Polícia
Protocolo cria quatro níveis para classificação de presos faccionados
Nova norma da 16ª Vara Criminal de Maceió estabelece critérios para enquadramento de custodiados conforme atuação em organizações criminosas
A 16ª Vara Criminal de Maceió, responsável pelas execuções penais, instituiu um protocolo para classificar presos ligados a facções criminosas nas unidades prisionais de Alagoas em quatro níveis. A medida, publicada na última quinta-feira (16), leva em consideração a função exercida por cada custodiado dentro da estrutura das organizações criminosas.
A classificação abrange desde presos apontados como líderes de facções até egressos que permanecem sob acompanhamento após progressão de regime ou concessão de outros benefícios previstos na execução penal.
O protocolo também estabelece critérios para o enquadramento dos detentos. A classificação não poderá ser baseada exclusivamente em denúncia sem identificação, declaração isolada do preso ou informações sem elementos que confirmem o vínculo com organizações criminosas.
Os níveis foram definidos da seguinte forma:
Nível 1 – Liderança: reúne presos apontados como responsáveis pelo comando ou direção de organizações criminosas.
Nível 2 – Operador: inclui custodiados que exercem funções relacionadas ao funcionamento das facções, como logística, disciplina, arrecadação de recursos ou repasse de ordens.

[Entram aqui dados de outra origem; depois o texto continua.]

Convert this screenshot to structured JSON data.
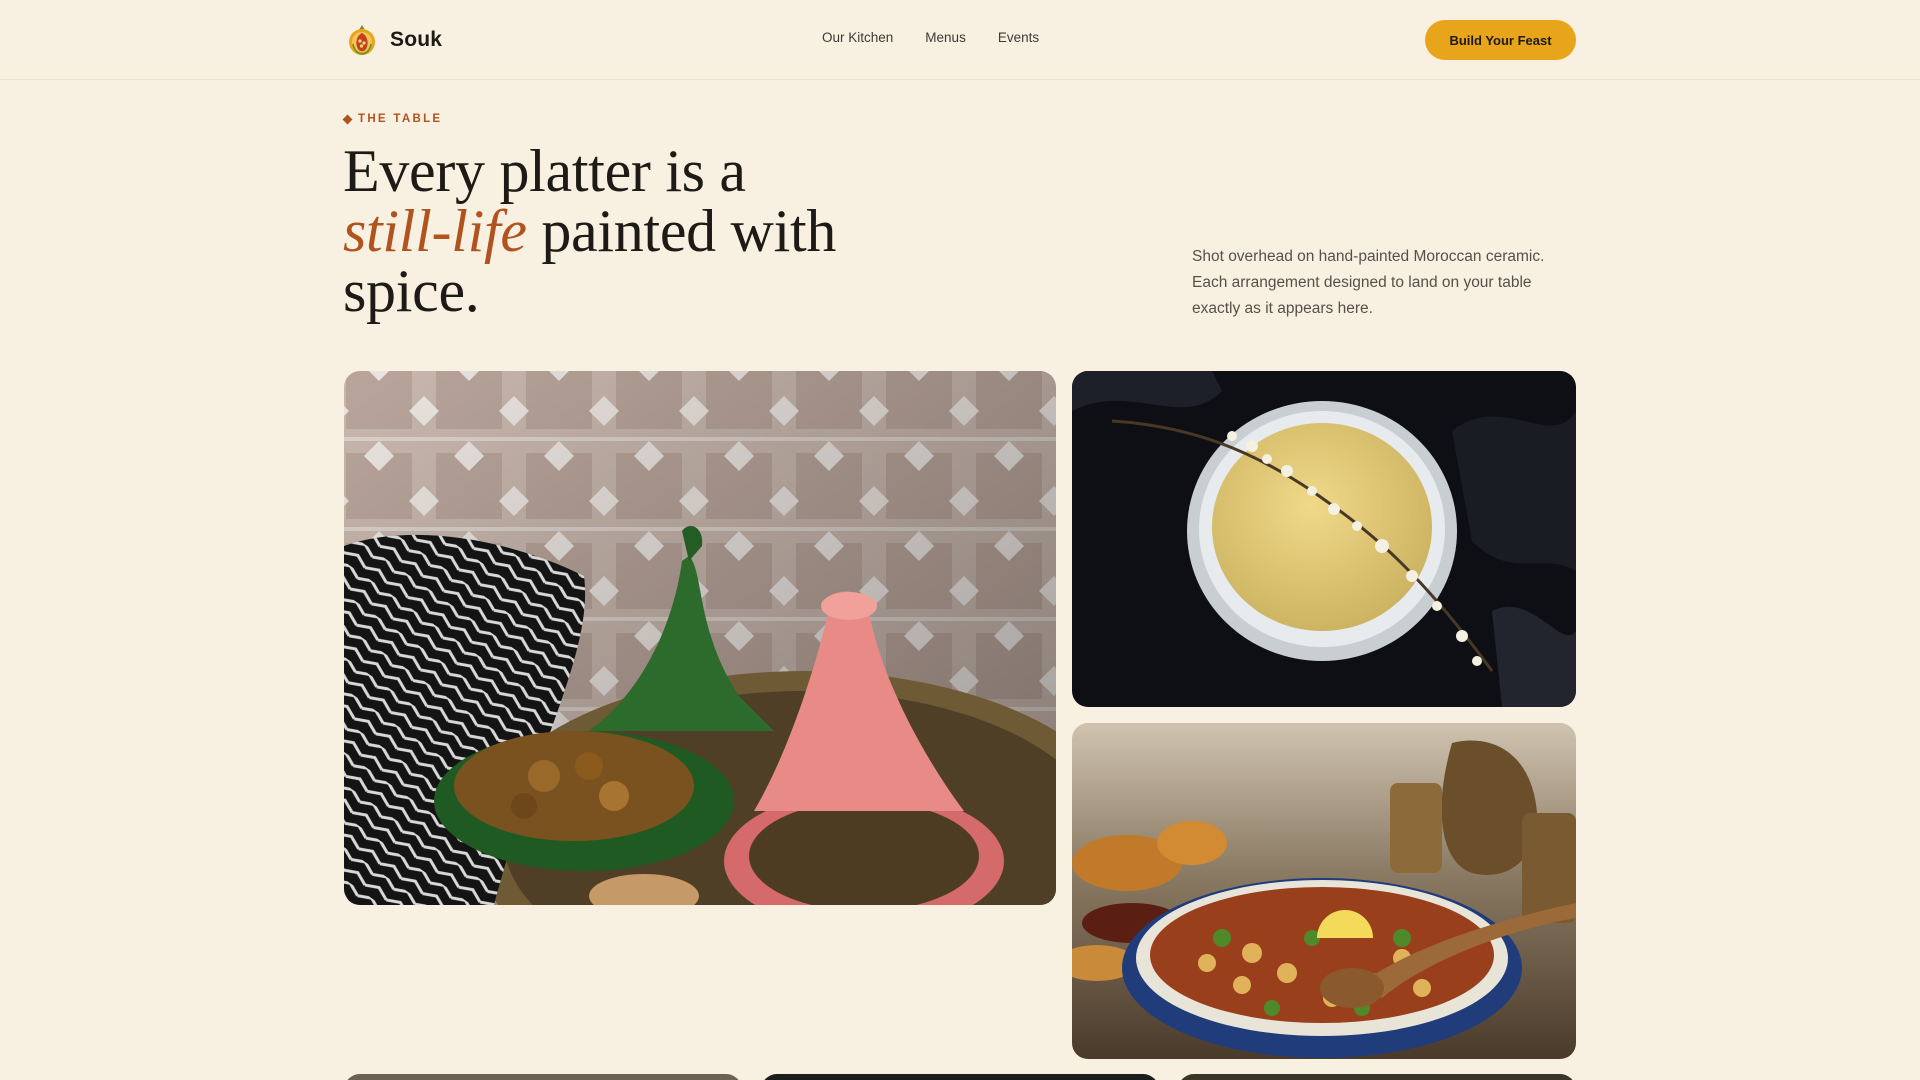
{
  "brand": {
    "name": "Souk",
    "logo_icon": "pomegranate-logo-icon"
  },
  "nav": {
    "links": [
      "Our Kitchen",
      "Menus",
      "Events"
    ]
  },
  "cta": {
    "label": "Build Your Feast"
  },
  "hero": {
    "eyebrow": "THE TABLE",
    "headline_1": "Every platter is a",
    "headline_accent": "still-life",
    "headline_2": " painted with",
    "headline_3": "spice.",
    "lede": "Shot overhead on hand-painted Moroccan ceramic. Each arrangement designed to land on your table exactly as it appears here."
  },
  "colors": {
    "background": "#f8f0e1",
    "accent": "#b0531f",
    "button": "#e8a51c",
    "text": "#1e1a16"
  }
}
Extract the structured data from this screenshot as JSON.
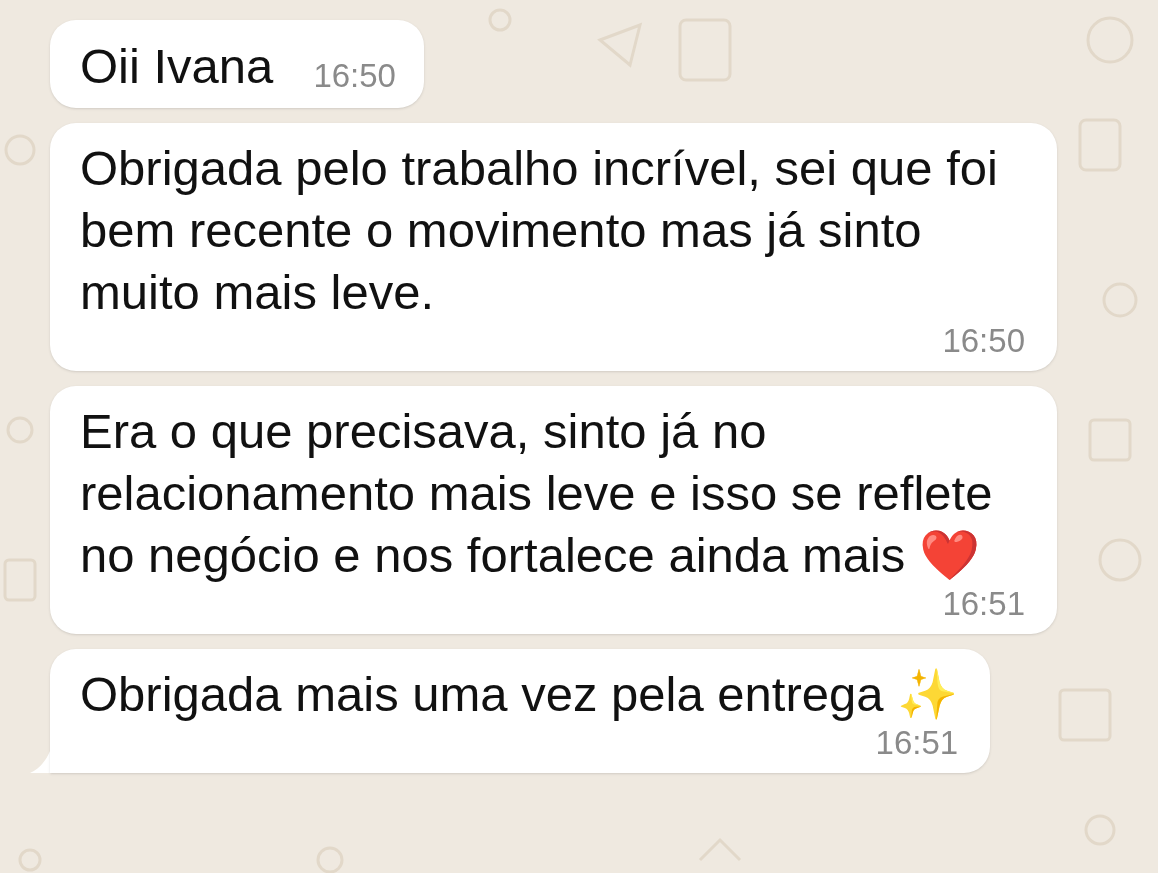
{
  "messages": [
    {
      "text": "Oii Ivana",
      "time": "16:50",
      "tail": false
    },
    {
      "text": "Obrigada pelo trabalho incrível, sei que foi bem recente o movimento mas já sinto muito mais leve.",
      "time": "16:50",
      "tail": false
    },
    {
      "text": "Era o que precisava, sinto já no relacionamento mais leve e isso se reflete no negócio e nos fortalece ainda mais ❤️",
      "time": "16:51",
      "tail": false
    },
    {
      "text": "Obrigada mais uma vez pela entrega ✨",
      "time": "16:51",
      "tail": true
    }
  ]
}
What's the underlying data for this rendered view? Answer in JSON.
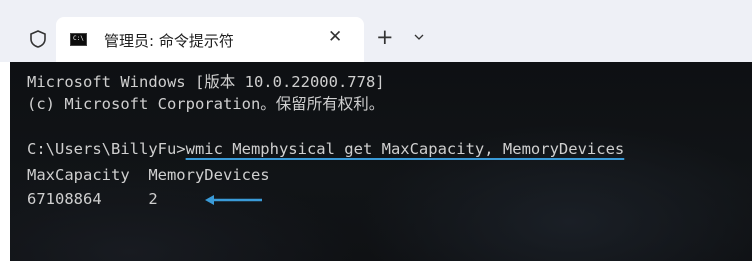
{
  "window": {
    "tab_title": "管理员: 命令提示符",
    "tab_icon_text": "C:\\",
    "close_glyph": "✕",
    "new_tab_glyph": "+"
  },
  "console": {
    "lines": [
      "Microsoft Windows [版本 10.0.22000.778]",
      "(c) Microsoft Corporation。保留所有权利。"
    ],
    "prompt": "C:\\Users\\BillyFu>",
    "command": "wmic Memphysical get MaxCapacity, MemoryDevices",
    "output_header": "MaxCapacity  MemoryDevices",
    "output_row": "67108864     2"
  },
  "colors": {
    "terminal_bg": "#101215",
    "terminal_text": "#cfcfcf",
    "accent_arrow": "#3a9bd8",
    "tabbar_bg": "#eef0f6"
  }
}
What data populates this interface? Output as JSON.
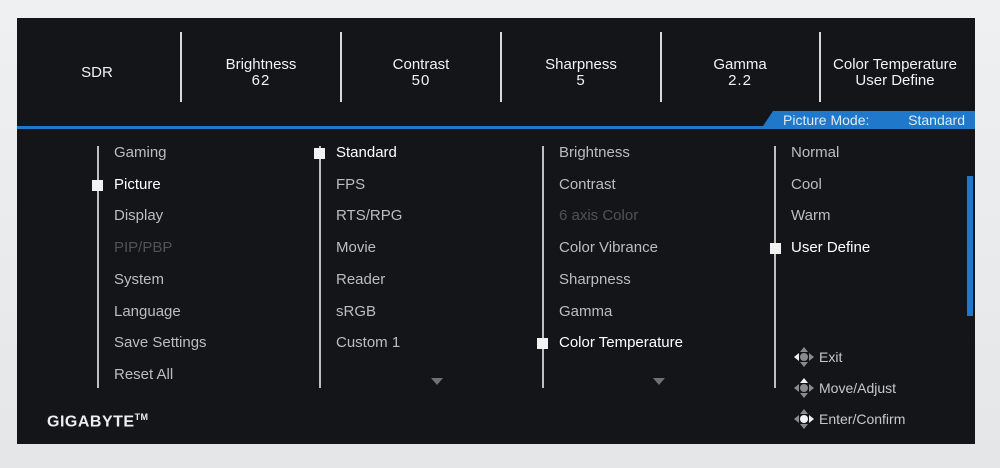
{
  "top_stats": [
    {
      "label": "SDR",
      "value": ""
    },
    {
      "label": "Brightness",
      "value": "62"
    },
    {
      "label": "Contrast",
      "value": "50"
    },
    {
      "label": "Sharpness",
      "value": "5"
    },
    {
      "label": "Gamma",
      "value": "2.2"
    },
    {
      "label": "Color Temperature",
      "value": "User Define"
    }
  ],
  "picture_mode": {
    "label": "Picture Mode:",
    "value": "Standard"
  },
  "main_menu": [
    {
      "label": "Gaming",
      "state": "normal"
    },
    {
      "label": "Picture",
      "state": "selected"
    },
    {
      "label": "Display",
      "state": "normal"
    },
    {
      "label": "PIP/PBP",
      "state": "disabled"
    },
    {
      "label": "System",
      "state": "normal"
    },
    {
      "label": "Language",
      "state": "normal"
    },
    {
      "label": "Save Settings",
      "state": "normal"
    },
    {
      "label": "Reset All",
      "state": "normal"
    }
  ],
  "mode_menu": [
    {
      "label": "Standard",
      "state": "selected"
    },
    {
      "label": "FPS",
      "state": "normal"
    },
    {
      "label": "RTS/RPG",
      "state": "normal"
    },
    {
      "label": "Movie",
      "state": "normal"
    },
    {
      "label": "Reader",
      "state": "normal"
    },
    {
      "label": "sRGB",
      "state": "normal"
    },
    {
      "label": "Custom 1",
      "state": "normal"
    }
  ],
  "setting_menu": [
    {
      "label": "Brightness",
      "state": "normal"
    },
    {
      "label": "Contrast",
      "state": "normal"
    },
    {
      "label": "6 axis Color",
      "state": "disabled"
    },
    {
      "label": "Color Vibrance",
      "state": "normal"
    },
    {
      "label": "Sharpness",
      "state": "normal"
    },
    {
      "label": "Gamma",
      "state": "normal"
    },
    {
      "label": "Color Temperature",
      "state": "selected"
    }
  ],
  "temperature_menu": [
    {
      "label": "Normal",
      "state": "normal"
    },
    {
      "label": "Cool",
      "state": "normal"
    },
    {
      "label": "Warm",
      "state": "normal"
    },
    {
      "label": "User Define",
      "state": "selected"
    }
  ],
  "help": [
    {
      "icon": "joystick-icon",
      "label": "Exit"
    },
    {
      "icon": "joystick-icon",
      "label": "Move/Adjust"
    },
    {
      "icon": "joystick-icon",
      "label": "Enter/Confirm"
    }
  ],
  "brand": {
    "name": "GIGABYTE",
    "mark": "TM"
  },
  "colors": {
    "accent": "#1f78c9",
    "background": "#141519",
    "text_active": "#ffffff",
    "text_normal": "#bdbdbd",
    "text_disabled": "#505257"
  }
}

Nível 3 – Integrante: contempla presos com indícios de vínculo atual com facções, mas sem atuação em funções de comando ou estratégicas.
Nível 4 – Egresso monitorado: destinado a pessoas que obtiveram progressão de regime ou outros benefícios da execução penal, mas que continuam sendo acompanhadas por existirem indícios de manutenção ou retomada de vínculo com organizações criminosas.
Segundo a medida, o protocolo passa a orientar a execução penal dos presos classificados como integrantes de facções criminosas no estado, utilizando como base a função atribuída a cada custodiado e os elementos reunidos para justificar o enquadramento em cada categoria.